- Fiedler's contingency model
- The case of Hewlett Packard
- Conversational leadership in promoting organizational effectiveness
According to Fiedler's contingency theory, managers do not have a defined most effective strategy to lead organizations. On the contrast, a leadership strategy arises from different prevailing circumstances. This implies that the leadership strategy is contingent on the factors that influence the circumstances. For instance, in an organization where tasks are done on a repetitive basis, a moderately directive management strategy may lead to positive outcomes. However, in a dynamic situation, a rather elastic participative approach may be appropriate (Bolden & Dennison, 2003, p.8). My discussion will focus on the experience of Bob Veazie, a senior manufacturing manager at Hewlett Packard plant in Oregon.

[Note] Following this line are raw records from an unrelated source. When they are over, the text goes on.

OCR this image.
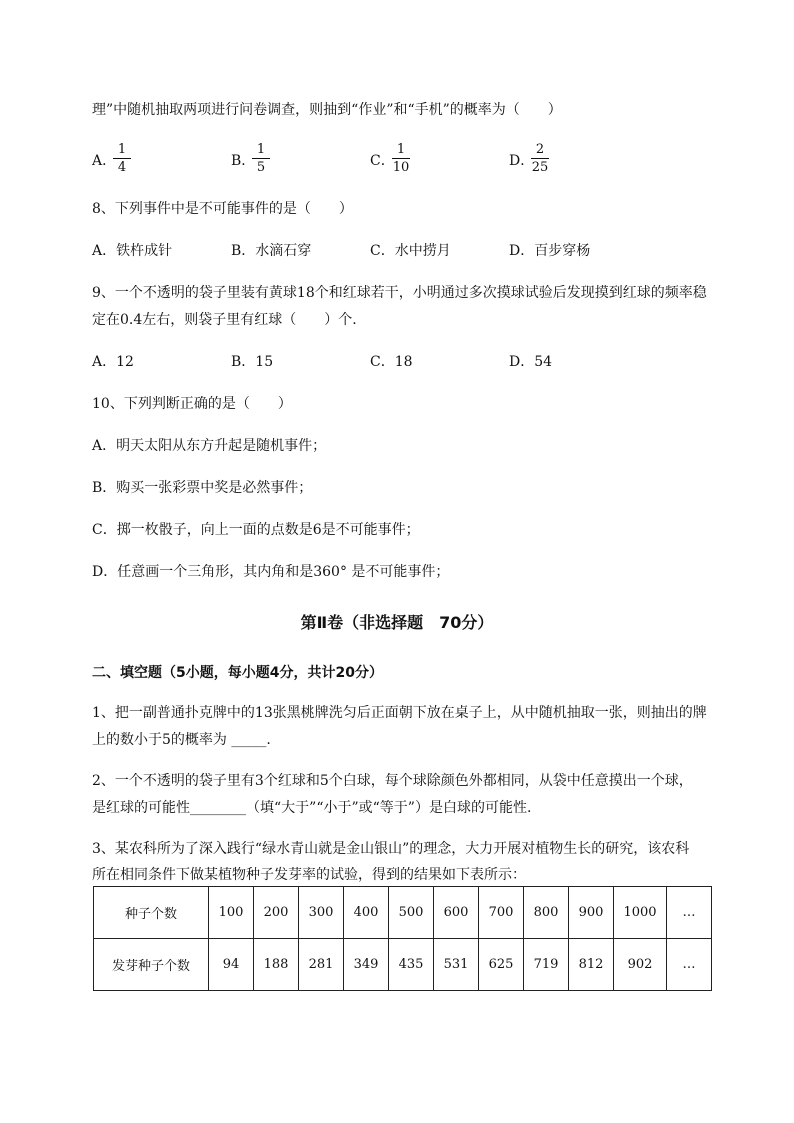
理”中随机抽取两项进行问卷调查，则抽到“作业”和“手机”的概率为（　　）
A．
1
4	B．
1
5	C．
1
10	D．
2
25
8、下列事件中是不可能事件的是（　　）
A．铁杵成针	B．水滴石穿	C．水中捞月	D．百步穿杨
9、一个不透明的袋子里装有黄球18个和红球若干，小明通过多次摸球试验后发现摸到红球的频率稳
定在0.4左右，则袋子里有红球（　　）个.
A．12	B．15	C．18	D．54
10、下列判断正确的是（　　）
A．明天太阳从东方升起是随机事件；
B．购买一张彩票中奖是必然事件；
C．掷一枚骰子，向上一面的点数是6是不可能事件；
D．任意画一个三角形，其内角和是360° 是不可能事件；
第Ⅱ卷（非选择题　70分）
二、填空题（5小题，每小题4分，共计20分）
1、把一副普通扑克牌中的13张黑桃牌洗匀后正面朝下放在桌子上，从中随机抽取一张，则抽出的牌
上的数小于5的概率为 _____.
2、一个不透明的袋子里有3个红球和5个白球，每个球除颜色外都相同，从袋中任意摸出一个球，
是红球的可能性________（填“大于”“小于”或“等于”）是白球的可能性.
3、某农科所为了深入践行“绿水青山就是金山银山”的理念，大力开展对植物生长的研究，该农科
所在相同条件下做某植物种子发芽率的试验，得到的结果如下表所示：
种子个数	100	200	300	400	500	600	700	800	900	1000	…
发芽种子个数	94	188	281	349	435	531	625	719	812	902	…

Bob experienced an uncomfortable epiphany during his first World Café discussion on self-organization systems. At the time, he was a senior manager at Hewlett Packard plant in Oregon. During the meeting, Bob learnt how joint intelligence of a group can turn out to be noticeable as individuals shift from one table to another thus developing new connection, knowledge and crafting action plans. Later, Bob was co-appointed to manage the corporation's safety program that entailed managing a workforce of over 45,000 in manufacturing plants all over the globe. On the nature of safety hazards and how to mitigate them; Bob decided to engage employees at every level of the organization in the environment where they usually assembled in discussions that are aimed at taping their own relations, experiences and knowledge in order to develop better ways to mitigate accidents rates. Bob and his team were able to gather valuable information from different plants they visited. The results were remarkable. For example, in Oregon, accident rates dropped from 6.1% to 1.1% while in Puerto Rico, it fell from 4.1% to 0.2%. In general, the accident rate recorded by the company decreased by 32%, and these levels were sustained in the plants where safety discussions continued to be held (Hurley & Brown, 2010, p.2).